По прибытии оказалось, что родители Генри-старшего – Эмили и Леонард – переживают не лучшие времена. Они жили порознь, Леонард пристрастился к выпивке (говорят, дурные привычки наследуются через поколение). Некогда преуспевающий бизнесмен, теперь он с позором выбыл из гонки за американской мечтой, оставив для Эмили, которая теперь и имени мужа слышать не хотела, весьма неплохое содержание.
С дедом Генри Чарльз познакомился позже, а самое ранее воспоминание о бабушкином жилище – это канарейки. Каждая птица жила в своей клетке, и каждую клетку Эмили заботливо накрывала скатертью, чтобы птицы могли заснуть. Также в доме стояло пианино, за которое Генри Чарльз то и дело присаживался, чтобы понажимать на произвольные клавиши. Его отцу это не нравилось (ему вообще ничего не нравилось), но бабушка всегда осаживала его и позволяла мальчику играть дальше.

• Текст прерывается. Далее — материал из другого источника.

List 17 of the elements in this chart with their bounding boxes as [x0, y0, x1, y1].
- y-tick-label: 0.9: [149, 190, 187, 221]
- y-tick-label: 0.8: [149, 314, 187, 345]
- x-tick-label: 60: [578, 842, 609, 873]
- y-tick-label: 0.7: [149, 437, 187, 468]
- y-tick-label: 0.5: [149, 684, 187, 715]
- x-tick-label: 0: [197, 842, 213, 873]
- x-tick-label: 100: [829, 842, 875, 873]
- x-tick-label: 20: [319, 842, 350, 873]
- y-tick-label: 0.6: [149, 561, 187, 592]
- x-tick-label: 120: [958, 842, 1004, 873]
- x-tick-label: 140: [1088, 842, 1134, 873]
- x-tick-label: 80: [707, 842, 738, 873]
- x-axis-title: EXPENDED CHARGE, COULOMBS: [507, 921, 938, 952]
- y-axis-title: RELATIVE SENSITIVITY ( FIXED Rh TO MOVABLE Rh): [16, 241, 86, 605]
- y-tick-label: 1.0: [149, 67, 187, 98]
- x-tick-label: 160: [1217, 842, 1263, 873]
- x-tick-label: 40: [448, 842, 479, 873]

Ясно, почему Буковски мог спутать воспоминания из Пасадены с воспоминаниями из Андернаха – уже будучи в Штатах он по-прежнему часто слышал немецкую речь. Его мать очень плохо знала английский, с бабушкой Эмили, как и с Генри-старшим, когда они оставались наедине, они разговаривали по-немецки. Немецкий также был первым языком самого Генри Чарльза – и, хотя он быстро и с чисто детской легкостью перешел на английский, у него долгое время оставался немецкий акцент. Из-за акцента его часто дразнили соседские дети – в свете недавней войны антинемецкие настроения всё еще были сильны. Так с ранних лет Генри Чарльз приучался чувствовать себя чужаком.

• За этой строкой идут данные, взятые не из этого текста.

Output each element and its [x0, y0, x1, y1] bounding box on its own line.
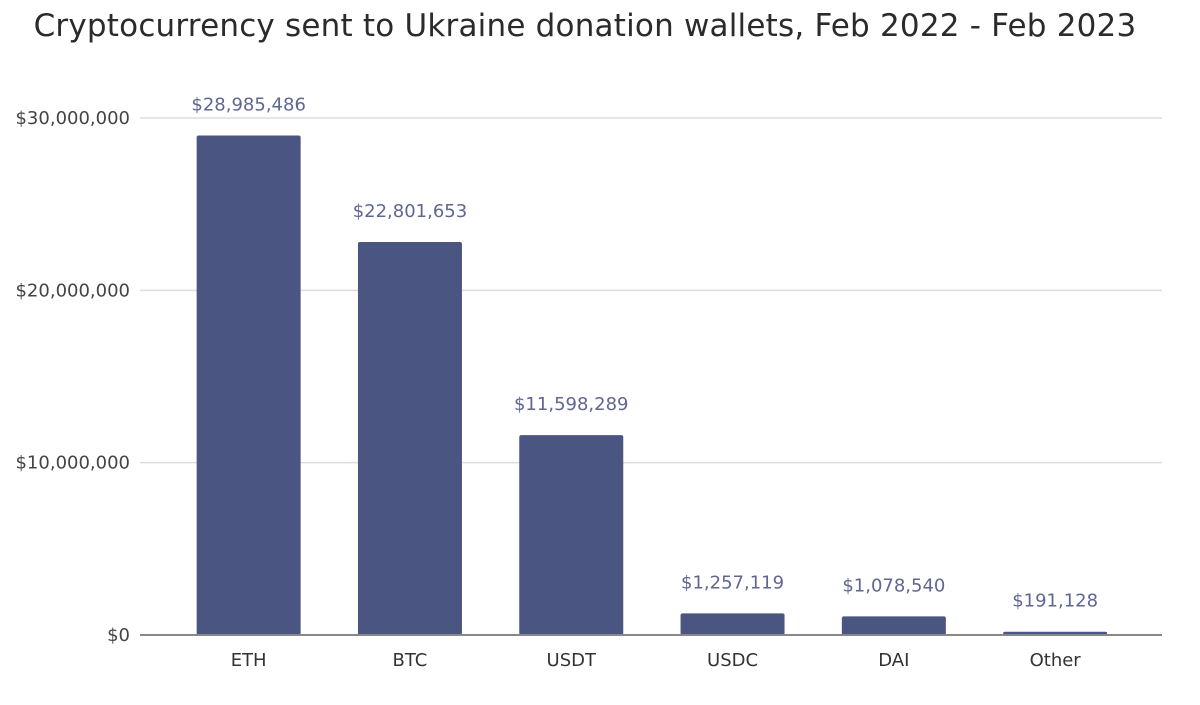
bar-eth: [196, 135, 301, 635]
x-axis-ticks: ETH BTC USDT USDC DAI Other: [231, 650, 1082, 671]
bar-usdc: [680, 613, 785, 635]
chart-title: Cryptocurrency sent to Ukraine donation …: [33, 8, 1137, 44]
data-label: $1,257,119: [681, 572, 784, 593]
x-tick-label: Other: [1030, 650, 1082, 671]
x-tick-label: DAI: [878, 650, 909, 671]
data-label: $191,128: [1012, 591, 1098, 612]
y-tick-label: $30,000,000: [15, 108, 130, 129]
bar-usdt: [519, 435, 624, 635]
gridlines: [140, 117, 1162, 464]
x-tick-label: USDC: [707, 650, 758, 671]
y-tick-label: $0: [107, 625, 130, 646]
x-tick-label: BTC: [393, 650, 428, 671]
x-tick-label: USDT: [547, 650, 597, 671]
data-label: $11,598,289: [514, 394, 629, 415]
bars: $28,985,486 $22,801,653 $11,598,289 $1,257,…: [191, 94, 1108, 635]
bar-btc: [357, 242, 462, 635]
y-tick-label: $20,000,000: [15, 280, 130, 301]
data-label: $28,985,486: [191, 94, 306, 115]
data-label: $22,801,653: [353, 201, 468, 222]
bar-dai: [841, 616, 946, 635]
x-tick-label: ETH: [231, 650, 267, 671]
y-axis-ticks: $0 $10,000,000 $20,000,000 $30,000,000: [15, 108, 130, 646]
y-tick-label: $10,000,000: [15, 453, 130, 474]
data-label: $1,078,540: [842, 575, 945, 596]
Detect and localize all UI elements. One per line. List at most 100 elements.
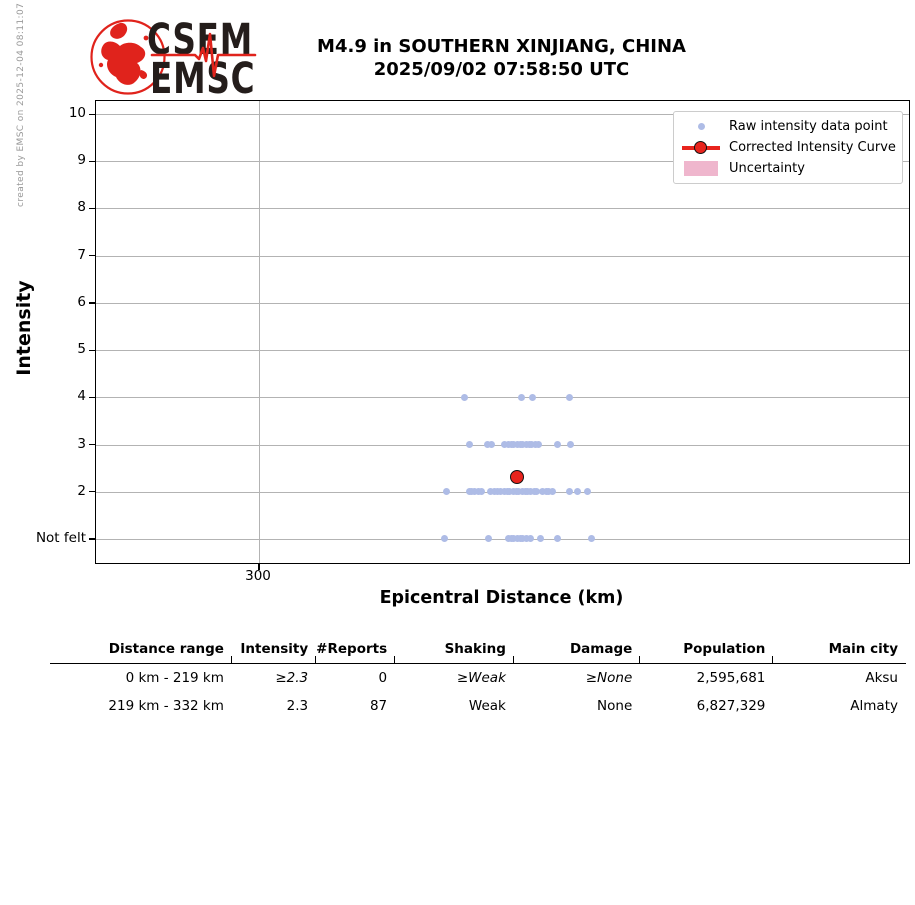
corrected-intensity-point xyxy=(510,470,525,484)
y-tick-label: 5 xyxy=(77,341,86,358)
y-tick-mark xyxy=(89,160,95,162)
table-cell: ≥None xyxy=(585,670,633,686)
raw-intensity-data-point xyxy=(486,488,494,496)
page-title: M4.9 in SOUTHERN XINJIANG, CHINA 2025/09… xyxy=(250,35,753,81)
table-cell: Aksu xyxy=(865,670,898,686)
table-cell: 0 km - 219 km xyxy=(125,670,224,686)
gridline-horizontal xyxy=(96,397,909,399)
table-cell: Weak xyxy=(468,698,506,714)
raw-intensity-data-point xyxy=(465,441,473,449)
y-axis-title: Intensity xyxy=(13,280,35,376)
x-axis-title: Epicentral Distance (km) xyxy=(379,588,624,608)
gridline-vertical xyxy=(259,101,260,563)
event-title: M4.9 in SOUTHERN XINJIANG, CHINA xyxy=(317,36,686,57)
gridline-horizontal xyxy=(96,350,909,352)
raw-intensity-data-point xyxy=(567,441,575,449)
raw-intensity-data-point xyxy=(587,535,595,543)
raw-intensity-data-point xyxy=(529,393,537,401)
gridline-horizontal xyxy=(96,538,909,540)
intensity-distance-plot: Raw intensity data point Corrected Intens… xyxy=(89,100,910,570)
raw-intensity-data-point xyxy=(517,393,525,401)
gridline-horizontal xyxy=(96,161,909,163)
legend-label: Corrected Intensity Curve xyxy=(729,140,896,155)
y-tick-label: 3 xyxy=(77,435,86,452)
table-cell: 87 xyxy=(369,698,388,714)
y-tick-mark xyxy=(89,538,95,540)
legend-label: Uncertainty xyxy=(729,161,805,176)
y-tick-label: 7 xyxy=(77,246,86,263)
y-tick-label: 2 xyxy=(77,482,86,499)
seismogram-trace-icon xyxy=(150,32,257,78)
chart-legend: Raw intensity data point Corrected Intens… xyxy=(673,111,903,184)
gridline-horizontal xyxy=(96,208,909,210)
x-tick-mark xyxy=(258,564,260,570)
raw-intensity-data-point xyxy=(537,535,545,543)
legend-label: Raw intensity data point xyxy=(729,119,888,134)
table-header-cell: Intensity xyxy=(231,638,317,664)
corrected-curve-marker-icon xyxy=(680,140,722,155)
legend-row: Corrected Intensity Curve xyxy=(680,137,896,158)
table-row: 219 km - 332 km 2.3 87 Weak None 6,827,329 Alm… xyxy=(50,692,906,720)
table-header-cell: Damage xyxy=(513,638,641,664)
table-header-cell: #Reports xyxy=(316,638,396,664)
gridline-horizontal xyxy=(96,302,909,304)
legend-row: Uncertainty xyxy=(680,158,896,179)
raw-intensity-data-point xyxy=(538,488,546,496)
y-tick-label: 8 xyxy=(77,199,86,216)
raw-intensity-data-point xyxy=(485,535,493,543)
table-cell: 0 xyxy=(378,670,388,686)
table-body: 0 km - 219 km ≥2.3 0 ≥Weak ≥None 2,595,681 Aks… xyxy=(50,664,906,721)
table-row: 0 km - 219 km ≥2.3 0 ≥Weak ≥None 2,595,681 Aks… xyxy=(50,664,906,693)
raw-intensity-data-point xyxy=(460,393,468,401)
y-tick-mark xyxy=(89,207,95,210)
y-tick-mark xyxy=(89,396,95,398)
logo-text-emsc: EMSC xyxy=(150,54,256,104)
raw-intensity-data-point xyxy=(477,488,485,496)
raw-intensity-data-point xyxy=(522,535,530,543)
table-cell: ≥2.3 xyxy=(275,670,309,686)
y-tick-label: Not felt xyxy=(35,529,86,546)
table-cell: 6,827,329 xyxy=(696,698,766,714)
y-tick-label: 6 xyxy=(77,293,86,310)
raw-intensity-data-point xyxy=(442,488,450,496)
raw-intensity-data-point xyxy=(573,488,581,496)
table-cell: Almaty xyxy=(850,698,898,714)
table-header-cell: Main city xyxy=(773,638,906,664)
raw-intensity-data-point xyxy=(534,441,542,449)
table-header-cell: Population xyxy=(640,638,774,664)
y-tick-label: 9 xyxy=(77,152,86,169)
table-cell: ≥Weak xyxy=(456,670,506,686)
table-cell: 219 km - 332 km xyxy=(108,698,224,714)
y-tick-mark xyxy=(89,491,95,493)
table-cell: 2.3 xyxy=(286,698,309,714)
y-tick-mark xyxy=(89,349,95,351)
raw-intensity-data-point xyxy=(584,488,592,496)
y-tick-label: 10 xyxy=(68,105,86,121)
table-cell: 2,595,681 xyxy=(696,670,766,686)
y-tick-mark xyxy=(89,302,95,304)
raw-intensity-data-point xyxy=(565,488,573,496)
emsc-globe-logo-icon xyxy=(90,19,166,95)
raw-intensity-data-point xyxy=(554,441,562,449)
x-tick-label: 300 xyxy=(245,568,271,584)
felt-report-table: Distance range Intensity #Reports Shaking Da… xyxy=(50,638,906,720)
table-header-cell: Shaking xyxy=(395,638,514,664)
table-cell: None xyxy=(597,698,633,714)
raw-intensity-data-point xyxy=(488,441,496,449)
raw-intensity-data-point xyxy=(566,393,574,401)
y-tick-mark xyxy=(89,444,95,446)
event-datetime: 2025/09/02 07:58:50 UTC xyxy=(373,59,630,80)
raw-intensity-data-point xyxy=(441,535,449,543)
raw-intensity-data-point xyxy=(554,535,562,543)
raw-intensity-data-point xyxy=(533,488,541,496)
table-header-cell: Distance range xyxy=(50,638,232,664)
y-tick-label: 4 xyxy=(77,388,86,405)
gridline-horizontal xyxy=(96,114,909,115)
table-header-row: Distance range Intensity #Reports Shaking Da… xyxy=(50,638,906,664)
raw-intensity-data-point xyxy=(526,535,534,543)
raw-point-marker-icon xyxy=(680,123,722,130)
raw-intensity-data-point xyxy=(484,441,492,449)
y-tick-mark xyxy=(89,113,95,115)
y-tick-mark xyxy=(89,255,95,257)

Некоторое время семейство жило у бабушки Эмили, но вскоре они переехали в отдельный дом. Это был бедный район, и семьи там жили не особенно благополучные. Это раздражало Генри-старшего, который бредил идеалом prosperity и не мог смириться с тем, что он, сын разорившегося отца, идет не по дороге успеха. Бред его заходил далеко – к примеру, он запрещал своему сыну играть с соседскими детьми, именно потому что те были бедными. На деле они были не беднее самих Буковски, но, вероятно, именно ради подмены иллюзией этой неприятной правды Генри-старший пытался всячески от них отмежеваться.

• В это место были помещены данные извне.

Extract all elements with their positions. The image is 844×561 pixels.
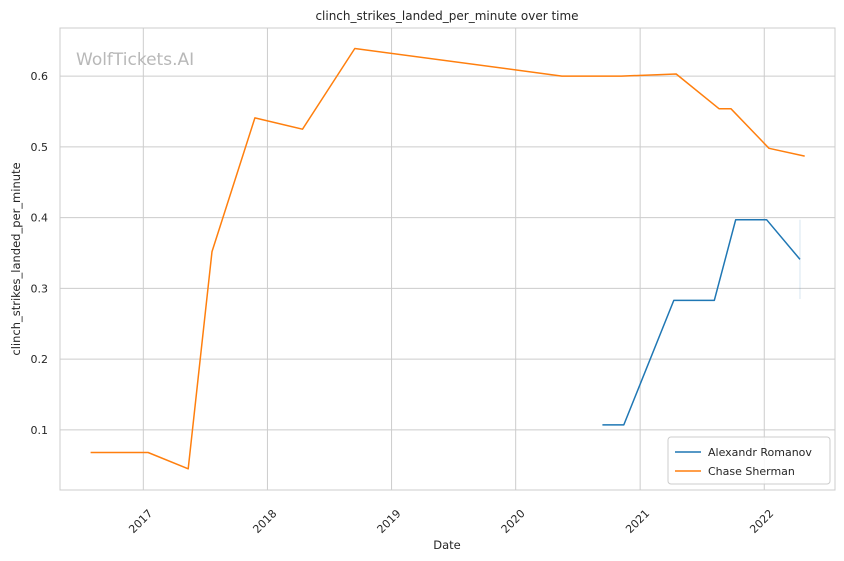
series-line-chase-sherman	[90, 47, 805, 470]
y-axis-title: clinch_strikes_landed_per_minute	[9, 162, 23, 355]
series-line-alexandr-romanov	[602, 218, 801, 426]
legend-label-chase-sherman: Chase Sherman	[708, 465, 795, 478]
y-tick-label: 0.5	[31, 141, 49, 154]
legend: Alexandr Romanov Chase Sherman	[667, 436, 831, 485]
x-axis-title: Date	[433, 538, 461, 552]
grid-lines	[60, 28, 835, 490]
legend-label-alexandr-romanov: Alexandr Romanov	[708, 446, 812, 459]
watermark: WolfTickets.AI	[76, 50, 194, 70]
series-lines	[90, 47, 805, 470]
y-tick-label: 0.2	[31, 353, 49, 366]
legend-box	[667, 436, 831, 485]
y-axis-tick-labels: 0.1 0.2 0.3 0.4 0.5 0.6	[31, 70, 49, 437]
y-tick-label: 0.6	[31, 70, 49, 83]
y-tick-label: 0.3	[31, 282, 49, 295]
chart-title: clinch_strikes_landed_per_minute over ti…	[315, 9, 578, 23]
plot-frame	[59, 27, 836, 491]
y-tick-label: 0.1	[31, 424, 49, 437]
y-tick-label: 0.4	[31, 212, 49, 225]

В то время отец семейства работал доставщиком молока. Несмотря на то что все вокруг переходили на автомобили, Генри-старший развозил молоко на лошадиной повозке. В «Хлебе с ветчиной» Буковски описывает это с довольно трогательной интонацией – и это единственный раз среди всех многочисленных его воспоминаний об отце, когда он снисходит до сентиментальности. Как-то раз утром Генри-старший разбудил сына и вывел его на улицу, где стояла повозка, запряженная лошадью. Было еще темно, лошадь стояла смирно. «Смотри, – сказал Генри-старший и скормил лошади кубик сахара. – Теперь твоя очередь». Он положил кубик сахара сыну на ладонь. «Подойди ближе! Вытяни руку!» Лошадь потянулась к ладони, сахар исчез. Генри Чарльз дал ей еще один кусок. Потом Генри-старший сказал: «Ну, а теперь иди назад в дом, пока эта лошадь тебя не обгадила»[9].
Если не считать этой забавной истории, Генри Чарльз сразу невзлюбил своего отца: «Я начал испытывать к отцу неприязнь. Он всегда из-за чего-то злился. Куда бы мы ни пошли, он ввязывался в споры с людьми. Но было не похоже на то, чтобы он пугал большинство из них; чаще всего люди спокойно таращились на него, и он приходил в бешенство. Если мы обедали где-то вне дома, что бывало редко, он всегда придирался к еде и порой отказывался платить»[10]. Само собой, эта вечная раздраженность должна была рано или поздно ударить непосредственно по сыну. Но поначалу Генри-старший срывался на прочих членах семейства, ненавидел своих беспутных братьев, Бена и Джона, особенно же презирал собственного отца – вот уж типичный клинический случай. Генри-старший приговаривал: «Я ненавижу алкашей! Мой папаша был алкашом. Мои братья алкаши. Алкаши – слабаки. Алкаши – трусы. Всех алкашей надо бросить в тюрьму на всю жизнь!»[11]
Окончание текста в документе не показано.